In 1921, he moved back to Paris and his career took off. He illustrated a number of books and mixed the traditions of medieval illumination with contemporary elements, and his style was born. One of Szyk’s most famous works of the 1920s was an illustrated version of the Statute of Kalisz - a 700-year-old charter of Jewish liberties. In the early 1930s, he produced Washington and his Times, which included 38 watercolors illustrating key events of the American Revolutionary War.
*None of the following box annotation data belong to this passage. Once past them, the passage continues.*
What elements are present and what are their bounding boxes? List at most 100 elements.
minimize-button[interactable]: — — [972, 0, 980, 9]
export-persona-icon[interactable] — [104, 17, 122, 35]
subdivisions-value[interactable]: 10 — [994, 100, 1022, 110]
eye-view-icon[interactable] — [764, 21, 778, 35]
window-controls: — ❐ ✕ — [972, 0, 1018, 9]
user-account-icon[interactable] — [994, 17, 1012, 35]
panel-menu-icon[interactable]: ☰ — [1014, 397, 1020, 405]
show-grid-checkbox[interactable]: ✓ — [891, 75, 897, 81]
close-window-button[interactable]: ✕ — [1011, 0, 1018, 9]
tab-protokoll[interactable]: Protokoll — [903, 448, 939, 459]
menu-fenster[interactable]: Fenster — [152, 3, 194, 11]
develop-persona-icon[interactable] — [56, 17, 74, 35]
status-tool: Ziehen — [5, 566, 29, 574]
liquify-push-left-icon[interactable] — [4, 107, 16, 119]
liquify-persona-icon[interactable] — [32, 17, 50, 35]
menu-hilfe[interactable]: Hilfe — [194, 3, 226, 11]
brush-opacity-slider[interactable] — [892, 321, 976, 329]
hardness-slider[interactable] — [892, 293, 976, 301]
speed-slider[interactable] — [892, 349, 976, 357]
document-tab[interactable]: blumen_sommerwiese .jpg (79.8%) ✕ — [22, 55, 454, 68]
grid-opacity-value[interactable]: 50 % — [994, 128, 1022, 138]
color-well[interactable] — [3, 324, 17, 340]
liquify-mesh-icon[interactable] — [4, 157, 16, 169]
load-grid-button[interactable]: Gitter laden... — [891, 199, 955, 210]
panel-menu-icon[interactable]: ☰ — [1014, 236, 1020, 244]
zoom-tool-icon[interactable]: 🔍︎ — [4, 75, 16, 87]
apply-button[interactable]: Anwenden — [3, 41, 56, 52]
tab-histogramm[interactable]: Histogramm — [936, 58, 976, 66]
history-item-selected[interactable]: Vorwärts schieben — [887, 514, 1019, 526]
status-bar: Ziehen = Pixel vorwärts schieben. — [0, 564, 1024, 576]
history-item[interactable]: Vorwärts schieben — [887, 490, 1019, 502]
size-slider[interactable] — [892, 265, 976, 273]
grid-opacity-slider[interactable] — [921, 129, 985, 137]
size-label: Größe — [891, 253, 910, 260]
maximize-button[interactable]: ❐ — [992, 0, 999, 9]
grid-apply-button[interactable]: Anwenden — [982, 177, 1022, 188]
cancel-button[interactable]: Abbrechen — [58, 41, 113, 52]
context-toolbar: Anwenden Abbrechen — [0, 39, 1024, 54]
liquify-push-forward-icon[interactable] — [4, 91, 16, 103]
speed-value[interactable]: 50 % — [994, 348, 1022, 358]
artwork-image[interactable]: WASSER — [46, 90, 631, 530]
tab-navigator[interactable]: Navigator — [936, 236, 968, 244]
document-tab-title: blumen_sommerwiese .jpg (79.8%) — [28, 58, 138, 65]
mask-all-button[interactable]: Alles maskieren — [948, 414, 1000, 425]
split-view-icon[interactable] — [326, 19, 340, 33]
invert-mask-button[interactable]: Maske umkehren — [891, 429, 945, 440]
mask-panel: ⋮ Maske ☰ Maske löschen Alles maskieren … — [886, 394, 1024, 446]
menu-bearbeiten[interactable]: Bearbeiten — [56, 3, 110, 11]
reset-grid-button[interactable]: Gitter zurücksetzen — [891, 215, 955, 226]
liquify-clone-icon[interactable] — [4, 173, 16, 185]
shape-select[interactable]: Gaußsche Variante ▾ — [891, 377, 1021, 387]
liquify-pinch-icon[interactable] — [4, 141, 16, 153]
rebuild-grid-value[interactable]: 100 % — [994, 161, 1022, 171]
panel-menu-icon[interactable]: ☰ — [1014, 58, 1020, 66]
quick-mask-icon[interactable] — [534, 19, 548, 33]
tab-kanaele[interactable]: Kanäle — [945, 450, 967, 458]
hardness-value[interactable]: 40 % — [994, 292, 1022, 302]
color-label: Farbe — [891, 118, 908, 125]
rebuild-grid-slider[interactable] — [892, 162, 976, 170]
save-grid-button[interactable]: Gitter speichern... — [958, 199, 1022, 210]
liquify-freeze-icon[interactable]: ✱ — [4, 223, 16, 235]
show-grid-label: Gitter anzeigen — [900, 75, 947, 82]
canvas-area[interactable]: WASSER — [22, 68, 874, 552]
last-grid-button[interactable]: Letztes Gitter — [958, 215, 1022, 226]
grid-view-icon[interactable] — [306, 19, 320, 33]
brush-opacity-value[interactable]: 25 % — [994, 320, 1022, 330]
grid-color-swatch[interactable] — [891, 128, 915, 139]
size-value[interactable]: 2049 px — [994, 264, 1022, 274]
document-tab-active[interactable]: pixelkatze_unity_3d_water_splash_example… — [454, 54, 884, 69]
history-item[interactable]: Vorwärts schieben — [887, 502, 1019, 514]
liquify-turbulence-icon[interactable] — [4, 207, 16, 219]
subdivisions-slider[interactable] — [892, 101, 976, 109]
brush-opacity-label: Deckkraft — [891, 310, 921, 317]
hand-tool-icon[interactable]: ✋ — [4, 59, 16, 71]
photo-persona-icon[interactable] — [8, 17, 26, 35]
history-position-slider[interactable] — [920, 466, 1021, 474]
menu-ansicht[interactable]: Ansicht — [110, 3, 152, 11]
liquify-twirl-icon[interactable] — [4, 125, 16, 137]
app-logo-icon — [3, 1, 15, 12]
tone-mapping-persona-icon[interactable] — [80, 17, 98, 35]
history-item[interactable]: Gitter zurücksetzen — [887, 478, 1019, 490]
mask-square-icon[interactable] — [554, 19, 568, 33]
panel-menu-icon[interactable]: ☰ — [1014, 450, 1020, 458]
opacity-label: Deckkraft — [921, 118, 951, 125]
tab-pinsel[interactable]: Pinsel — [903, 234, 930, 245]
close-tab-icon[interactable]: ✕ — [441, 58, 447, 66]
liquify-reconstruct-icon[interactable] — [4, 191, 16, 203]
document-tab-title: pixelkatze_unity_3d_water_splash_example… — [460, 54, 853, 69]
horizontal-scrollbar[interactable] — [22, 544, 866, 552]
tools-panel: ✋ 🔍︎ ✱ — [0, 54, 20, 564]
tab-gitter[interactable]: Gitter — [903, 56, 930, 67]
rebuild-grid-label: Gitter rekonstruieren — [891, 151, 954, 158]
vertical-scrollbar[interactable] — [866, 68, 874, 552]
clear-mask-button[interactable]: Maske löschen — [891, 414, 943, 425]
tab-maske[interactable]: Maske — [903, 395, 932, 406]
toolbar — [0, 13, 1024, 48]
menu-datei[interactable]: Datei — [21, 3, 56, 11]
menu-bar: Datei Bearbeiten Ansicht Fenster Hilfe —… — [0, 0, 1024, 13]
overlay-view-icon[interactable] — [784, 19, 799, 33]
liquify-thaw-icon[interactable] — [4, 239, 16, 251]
Szyk’s work became more political as Hitler rose to power. He was drawing caricatures of the Nazi leader as early as 1933. He eventually moved to London to oversee the production of his Haggadah, a three-year process.

Books Illustrated by Arthur Szyk

In 1940, he moved to the United States and was embraced by the Americans for his cutting caricatures of the Germans and their Axis allies. His popular status grew massively during these years and his work provided valuable propaganda for the Allies. Szyk’s venom was genuine - he had lost his Polish homeland, his mother died in a Nazi death camp in 1943 and his faith was threatened with extinction.

His work was seen in newspapers, magazines and art galleries – he considered himself a “soldier in art.” Apparently, Hitler even put a bounty on Szyk’s head. In 1941, his wartime drawings were published in a book called The New Order. In 1946, another collection of drawings called Ink & Blood was published in a limited edition format. Both books were popular.

Aside from his caricatures, Szyk’s work during and after the war also included illustrating the Rubaiyat of Omar Khayyam, the Book of Job, a collection of fairy tales by Hans Christian Andersen.  A year before his death in 1951, he also completed an illuminated text of the United States Declaration of Independence.